Prove theorems about parallelograms. Theorems include: opposite sides are congruent, opposite angles are congruent, the diagonals of a parallelogram bisect each other, and conversely, rectangles are parallelograms with congruent diagonals.




This is an objective needs very little interpretation. The purpose of this objective is to prove the properties of parallelograms. Remember that rectangles, rhombi and squares are types of parallelograms. These properties are essential for proving other things in the year. Notice trapezoids and kites are not mentioned; this might be because their properties are not used really in any other context, whereas using parallelogram properties is a very common strategy for proof and solving problems.






(1) The student will be able to prove properties of parallelograms and then apply them.

(2) The student will be able to prove the properties of rectangles and then apply them.


(3) The student will be able to prove the properties of rhombi and then apply them.


(4) The student will be able to prove the properties of squares and then apply them.


(5) The student will be able to classify a quadrilateral by its properties.



(6) The student will be able to identify the conditions necessary to prove that a quadrilateral is a parallelogram.





A natural extension to triangle properties and relationships is the study of quadrilaterals.  This is because every quadrilateral can be divided into triangles. We will see how the earlier principles of symmetry and triangle congruence will unlock many of these relationships.

Given Parallelogram ABCD


Due to rotational symmetry of 180 degrees (established in G.CO.2), we are able to map ∠A onto ∠C and ∠B onto ∠D, thus opposite angles of a parallelogram are congruent.





The only pitfall I can think of is how difficult it is for the students to distinguish which properties are related to which quadrilaterals. I think it important for students to experience these properties from a number of different standpoints.





Students need to have a strong grasp on the definitions and properties of isometric transformations so they can establish relationships through transformations. They also need to know the newly established triangle congruence criteria so that they can be used in proof.
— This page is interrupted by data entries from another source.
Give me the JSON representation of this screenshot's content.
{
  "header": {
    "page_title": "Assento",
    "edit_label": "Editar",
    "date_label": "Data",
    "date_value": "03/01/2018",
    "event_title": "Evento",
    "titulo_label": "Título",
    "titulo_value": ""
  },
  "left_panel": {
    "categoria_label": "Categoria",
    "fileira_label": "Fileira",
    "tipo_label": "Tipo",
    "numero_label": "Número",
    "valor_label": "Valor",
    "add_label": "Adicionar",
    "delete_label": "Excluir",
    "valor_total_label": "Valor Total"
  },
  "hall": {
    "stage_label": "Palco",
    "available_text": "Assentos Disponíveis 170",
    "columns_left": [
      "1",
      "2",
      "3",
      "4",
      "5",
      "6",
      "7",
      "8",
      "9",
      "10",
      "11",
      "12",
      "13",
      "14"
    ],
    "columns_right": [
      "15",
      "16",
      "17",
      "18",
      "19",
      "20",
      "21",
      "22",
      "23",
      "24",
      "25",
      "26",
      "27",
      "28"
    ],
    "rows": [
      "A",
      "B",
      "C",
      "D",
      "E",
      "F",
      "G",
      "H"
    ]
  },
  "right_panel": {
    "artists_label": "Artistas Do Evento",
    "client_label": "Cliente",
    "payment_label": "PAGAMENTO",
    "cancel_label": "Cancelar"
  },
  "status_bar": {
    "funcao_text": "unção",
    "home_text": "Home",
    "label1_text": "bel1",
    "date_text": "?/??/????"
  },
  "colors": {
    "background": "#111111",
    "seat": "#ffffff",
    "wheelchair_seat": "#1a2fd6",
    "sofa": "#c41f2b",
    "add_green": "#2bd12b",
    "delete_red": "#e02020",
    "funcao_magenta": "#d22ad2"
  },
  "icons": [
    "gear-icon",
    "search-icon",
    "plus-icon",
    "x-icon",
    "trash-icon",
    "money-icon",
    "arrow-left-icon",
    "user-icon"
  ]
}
Guess what they also need to know the relationships relating to parallel lines and a transversal. Notice that the early part of this unit has all been preparatory material so that students can use these concepts to prove new ideas and relationships.



Parallelograms and their properties show up in a number of places. A few proofs will require identifying a parallelogram and then using its properties. Later in the course we will also be classifying quadrilaterals through coordinate proof and so knowing these relationships is essential.



MY REFLECTIONS (over line l)

I rushed this area and to be honest I approached it very much like I had for the last 15 years.... I really missed an opportunity. I now see how symmetry and the transformations can reveal these properties quickly and very intuitively. Next time around I will establish many of these relationships and proofs through the tools that we have been working on from the past few objectives.

I want to develop quadrilateral properties from the triangle properties… all quadrilaterals are made up of different types of triangles.  Knowing the triangle properties and how they are rotated or reflected within the quadrilateral reveals many of its properties.